As of yesterday, Bitcoin had printed red candles for the seventh consecutive day and slid to $22,600, the lowest price since December 2020, in the later hours of the day.
At press time, the flagship digital currency was trading at $23,800, 65.5 per cent short of the all-time high ($69,000) recorded last on November 1, 2021.
Other major cryptocurrencies, including the second-highest, capitalised Ethereum, have also been trading in the red zone with some plummeting by as much as 50 per cent in 24 hours.
The market has been on a downward movement since December after it failed to sustain the November rally when the market capitalisation peaked at $3.05 trillion. Yesterday, the market capitalisation tumbled below $1 trillion with fears that it could sink further.
Besides February and March, the market has closed in the past seven months in the negative region.
An interest rate hike, fear of regulations, the Russian-Ukraine War and inflationary pressure are among the undoing factors. But the sell-off of the past few weeks followed the crisis of confidence triggered by the de-pegging Terra stable coin (UST) and alleged manipulations and rug-pull.
While UST de-pegged against the dollar, Terra’s native currency, Luna, fell from $119 to a fraction of a cent in a matter of days. Those who staked the coin and could not sell saw their savings tumble to near zero-dollar value in less than a week.

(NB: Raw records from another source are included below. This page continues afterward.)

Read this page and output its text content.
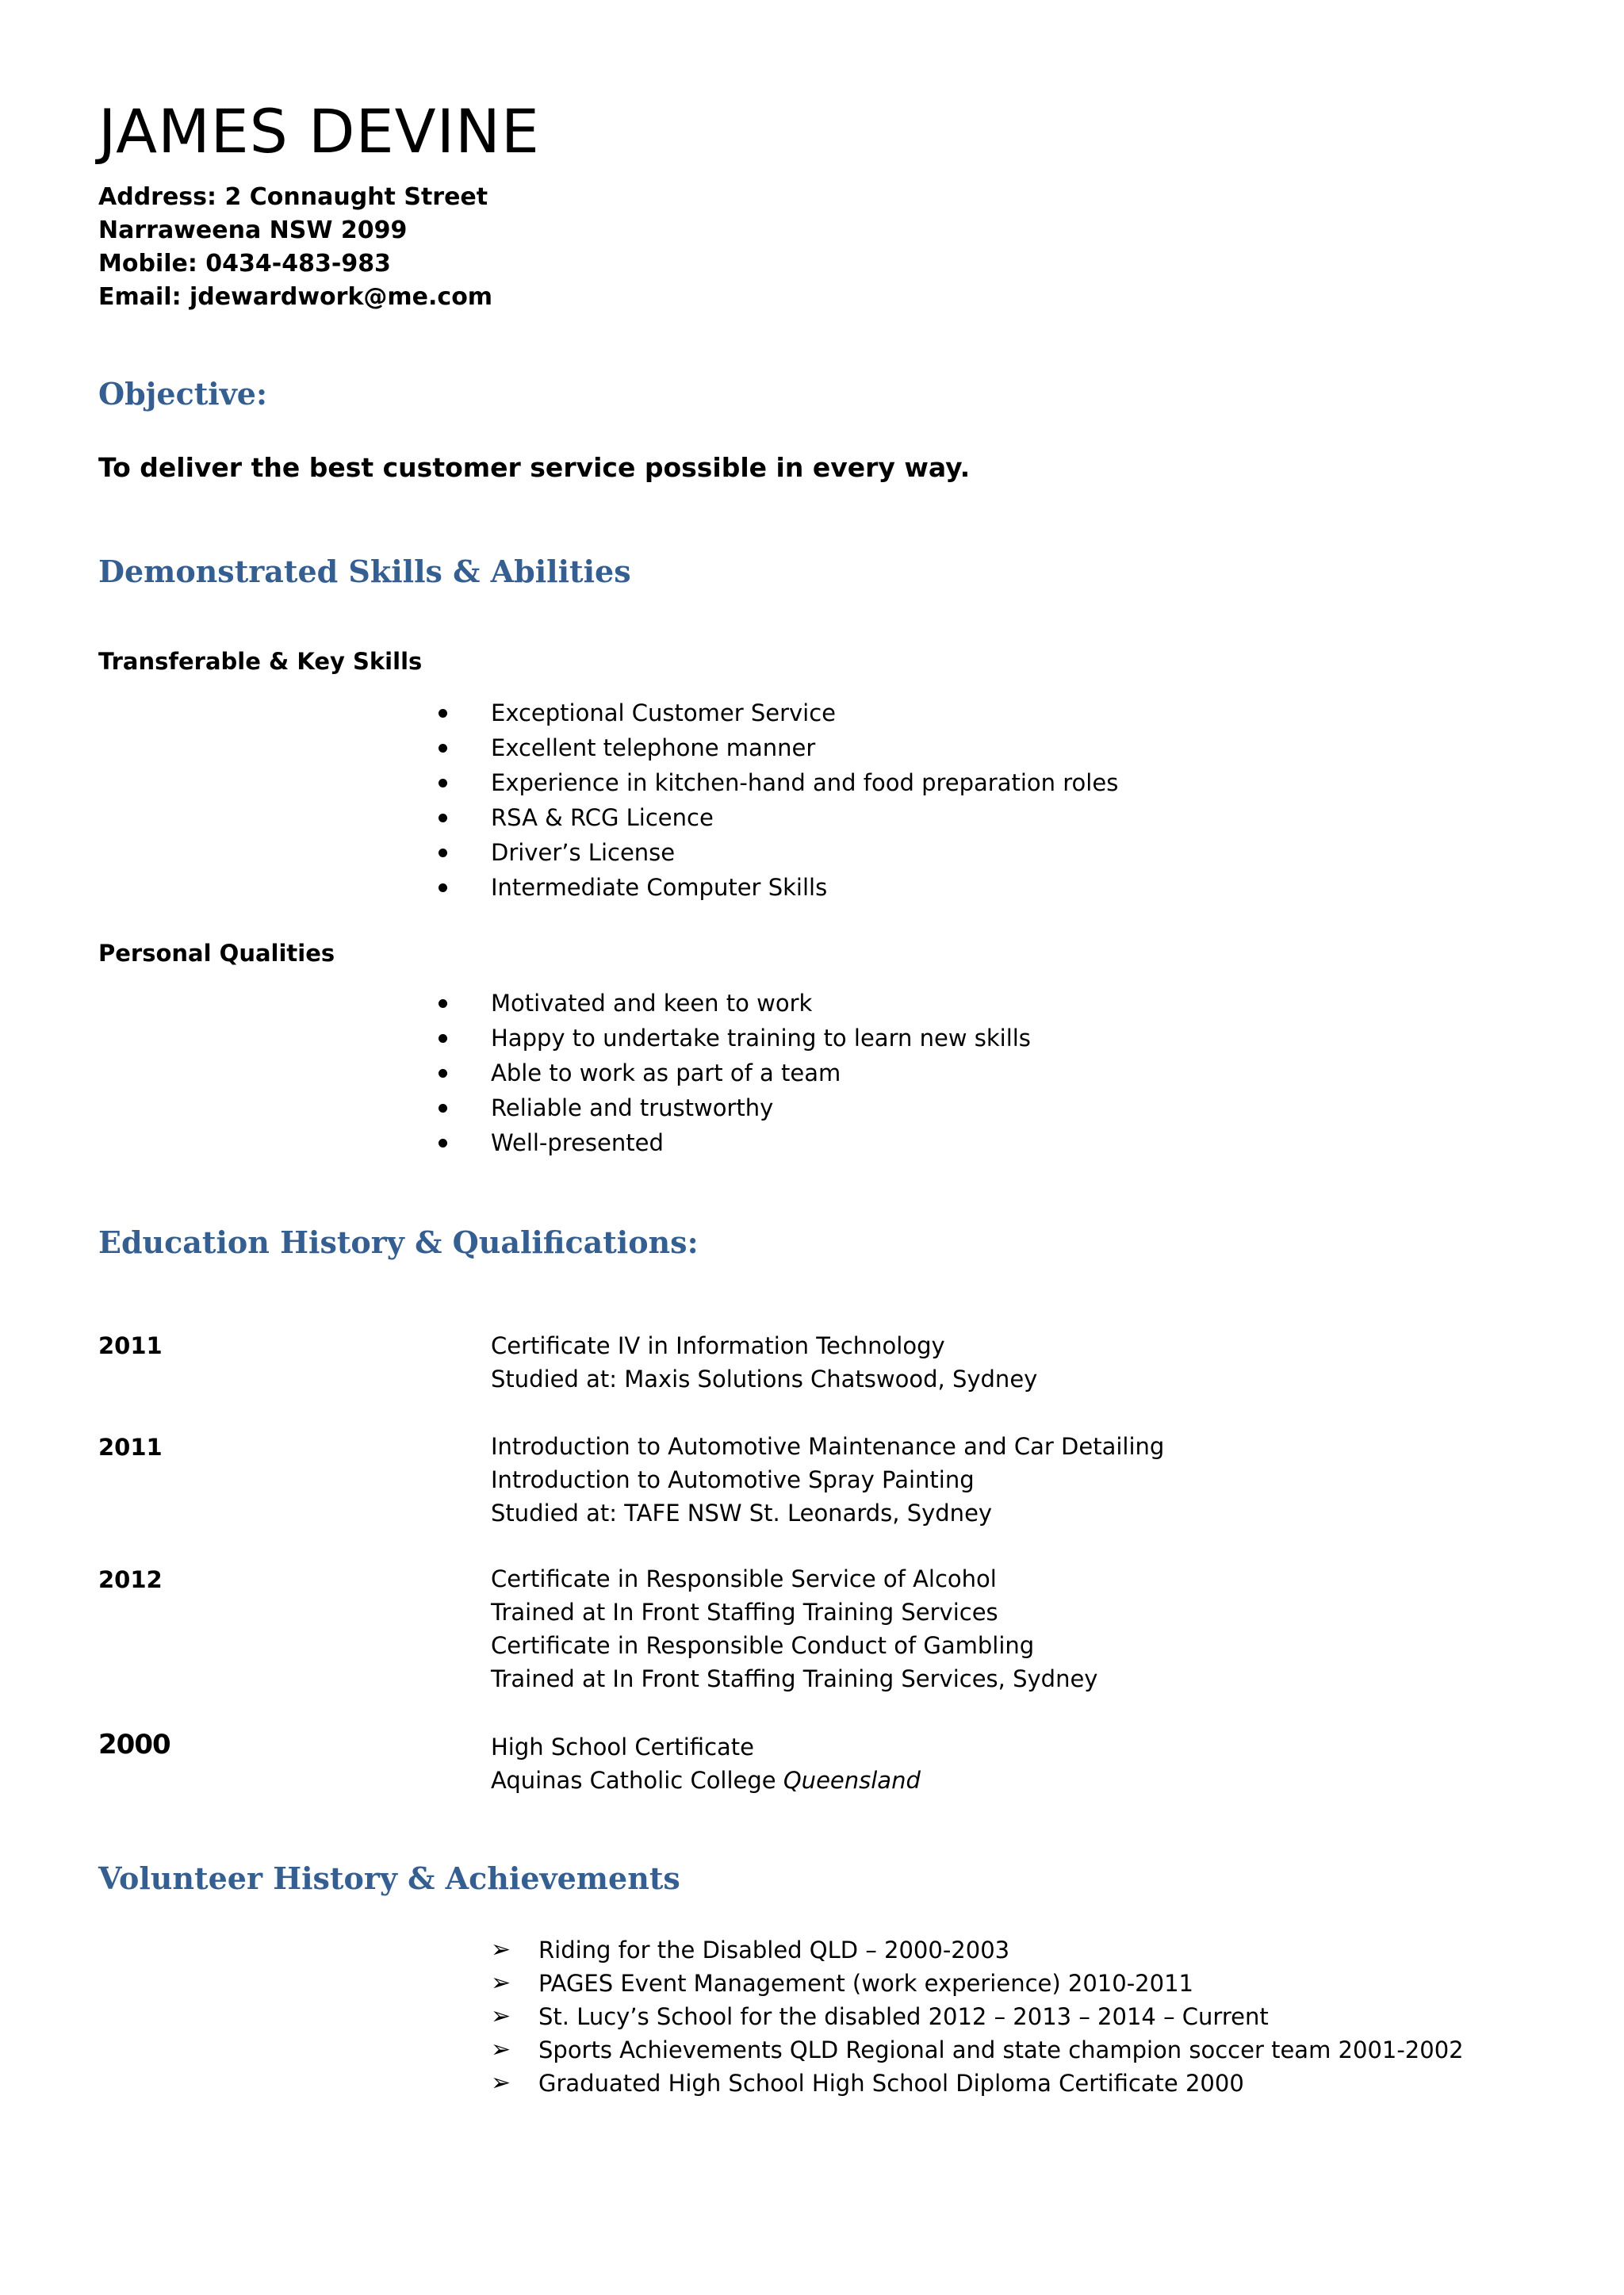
JAMES DEVINE
Address: 2 Connaught Street
Narraweena NSW 2099
Mobile: 0434-483-983
Email: jdewardwork@me.com
Objective:
To deliver the best customer service possible in every way.
Demonstrated Skills & Abilities
Transferable & Key Skills
Exceptional Customer Service
Excellent telephone manner
Experience in kitchen-hand and food preparation roles
RSA & RCG Licence
Driver’s License
Intermediate Computer Skills
Personal Qualities
Motivated and keen to work
Happy to undertake training to learn new skills
Able to work as part of a team
Reliable and trustworthy
Well-presented
Education History & Qualifications:
2011	Certificate IV in Information Technology
Studied at: Maxis Solutions Chatswood, Sydney
2011	Introduction to Automotive Maintenance and Car Detailing
Introduction to Automotive Spray Painting
Studied at: TAFE NSW St. Leonards, Sydney
2012	Certificate in Responsible Service of Alcohol
Trained at In Front Staffing Training Services
Certificate in Responsible Conduct of Gambling
Trained at In Front Staffing Training Services, Sydney
2000	High School Certificate
Aquinas Catholic College Queensland
Volunteer History & Achievements
➢ Riding for the Disabled QLD – 2000-2003
➢ PAGES Event Management (work experience) 2010-2011
➢ St. Lucy’s School for the disabled 2012 – 2013 – 2014 – Current
➢ Sports Achievements QLD Regional and state champion soccer team 2001-2002
➢ Graduated High School High School Diploma Certificate 2000
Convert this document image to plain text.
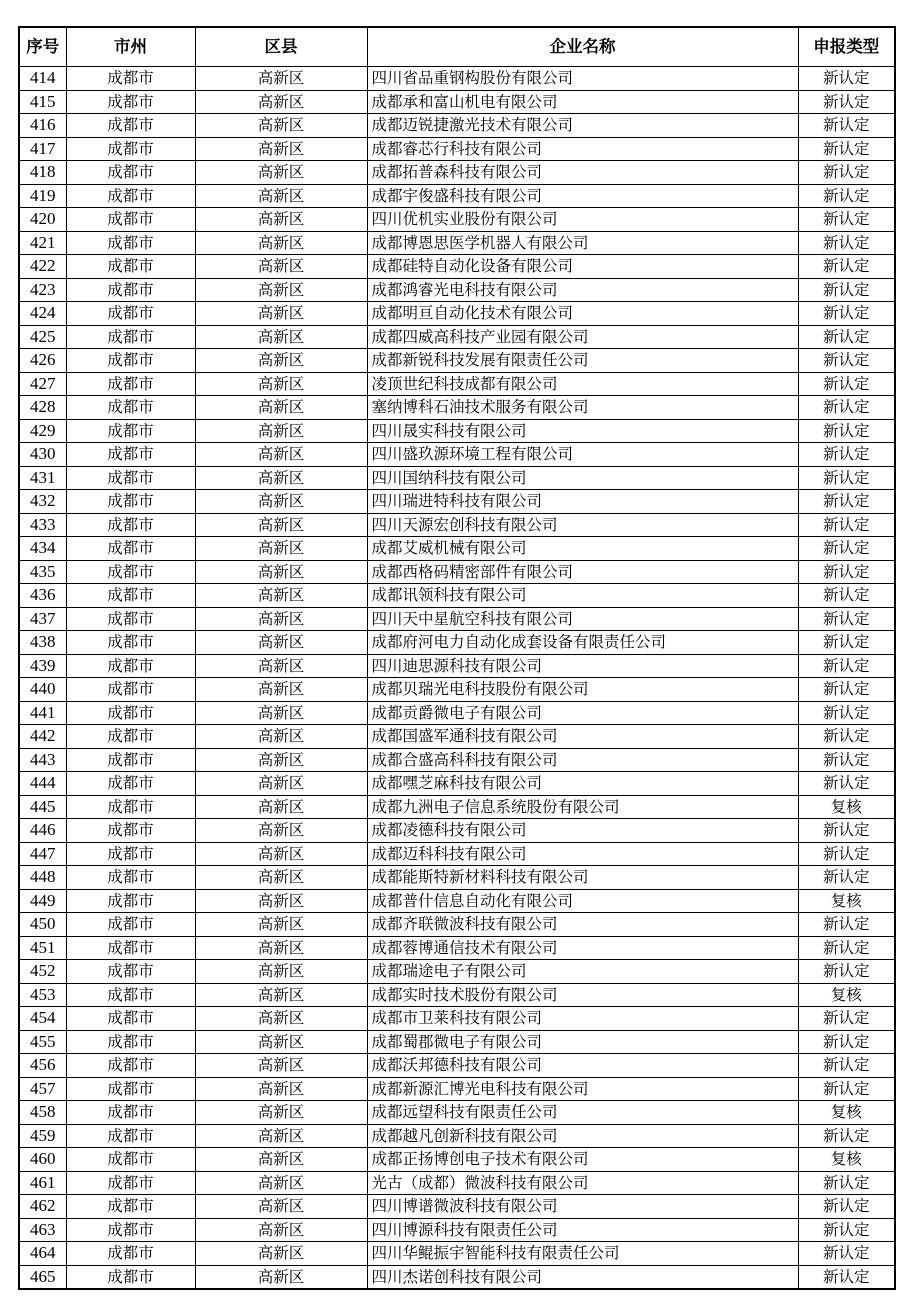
序号	市州	区县	企业名称	申报类型
414	成都市	高新区	四川省品重钢构股份有限公司	新认定
415	成都市	高新区	成都承和富山机电有限公司	新认定
416	成都市	高新区	成都迈锐捷激光技术有限公司	新认定
417	成都市	高新区	成都睿芯行科技有限公司	新认定
418	成都市	高新区	成都拓普森科技有限公司	新认定
419	成都市	高新区	成都宇俊盛科技有限公司	新认定
420	成都市	高新区	四川优机实业股份有限公司	新认定
421	成都市	高新区	成都博恩思医学机器人有限公司	新认定
422	成都市	高新区	成都硅特自动化设备有限公司	新认定
423	成都市	高新区	成都鸿睿光电科技有限公司	新认定
424	成都市	高新区	成都明亘自动化技术有限公司	新认定
425	成都市	高新区	成都四威高科技产业园有限公司	新认定
426	成都市	高新区	成都新锐科技发展有限责任公司	新认定
427	成都市	高新区	凌顶世纪科技成都有限公司	新认定
428	成都市	高新区	塞纳博科石油技术服务有限公司	新认定
429	成都市	高新区	四川晟实科技有限公司	新认定
430	成都市	高新区	四川盛玖源环境工程有限公司	新认定
431	成都市	高新区	四川国纳科技有限公司	新认定
432	成都市	高新区	四川瑞进特科技有限公司	新认定
433	成都市	高新区	四川天源宏创科技有限公司	新认定
434	成都市	高新区	成都艾威机械有限公司	新认定
435	成都市	高新区	成都西格码精密部件有限公司	新认定
436	成都市	高新区	成都讯领科技有限公司	新认定
437	成都市	高新区	四川天中星航空科技有限公司	新认定
438	成都市	高新区	成都府河电力自动化成套设备有限责任公司	新认定
439	成都市	高新区	四川迪思源科技有限公司	新认定
440	成都市	高新区	成都贝瑞光电科技股份有限公司	新认定
441	成都市	高新区	成都贡爵微电子有限公司	新认定
442	成都市	高新区	成都国盛军通科技有限公司	新认定
443	成都市	高新区	成都合盛高科科技有限公司	新认定
444	成都市	高新区	成都嘿芝麻科技有限公司	新认定
445	成都市	高新区	成都九洲电子信息系统股份有限公司	复核
446	成都市	高新区	成都凌德科技有限公司	新认定
447	成都市	高新区	成都迈科科技有限公司	新认定
448	成都市	高新区	成都能斯特新材料科技有限公司	新认定
449	成都市	高新区	成都普什信息自动化有限公司	复核
450	成都市	高新区	成都齐联微波科技有限公司	新认定
451	成都市	高新区	成都蓉博通信技术有限公司	新认定
452	成都市	高新区	成都瑞途电子有限公司	新认定
453	成都市	高新区	成都实时技术股份有限公司	复核
454	成都市	高新区	成都市卫莱科技有限公司	新认定
455	成都市	高新区	成都蜀郡微电子有限公司	新认定
456	成都市	高新区	成都沃邦德科技有限公司	新认定
457	成都市	高新区	成都新源汇博光电科技有限公司	新认定
458	成都市	高新区	成都远望科技有限责任公司	复核
459	成都市	高新区	成都越凡创新科技有限公司	新认定
460	成都市	高新区	成都正扬博创电子技术有限公司	复核
461	成都市	高新区	光古（成都）微波科技有限公司	新认定
462	成都市	高新区	四川博谱微波科技有限公司	新认定
463	成都市	高新区	四川博源科技有限责任公司	新认定
464	成都市	高新区	四川华鲲振宇智能科技有限责任公司	新认定
465	成都市	高新区	四川杰诺创科技有限公司	新认定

Allegations of insider trading and alleged manipulations by Terra Korean founder, Do Kwon, who reportedly cashed out about $2.7 billion shortly before the bubble bust triggered widespread fear.
According to data monitored by The Guardian, crypto fear and greed index – a metric that determines the emotions of investors – is on extreme fear. That suggests that the market could see a further depressed performance in the coming days as traders are watching for a reasonable price level to dump their holdings.
For the first time, Bitcoin mimics the stock market and reacts negatively to inflation. Previously, the new asset had an inverse relationship with stock market performance and acted as a buffer to inflation.
The recent crash of the market followed the rise in US inflation to 8.6 per cent in May. Globally, stock markets are in red with economists divided on whether the world is going through a correction or in the middle of a long-term bearish trend.
The selloff in global stocks sent the S&P 500 careening more than 20 per cent from its January record as speculation that a more aggressive Federal Reserve policy to combat inflation could sink the economy into a recession.
Treasury yields surged to multi-year highs while the dollar strengthened versus major peers, suggesting that more risky assets are being divested in favour of dollar holding. Dollar strength index has remained bullish in the past three months.
Economists had warned that the US quantitative easing, which began this month, coupled with high interest could trigger a recession. Interestingly, other central banks have followed the Fed’s hawkish stance raising interest in reaction to a fear of worsening inflation.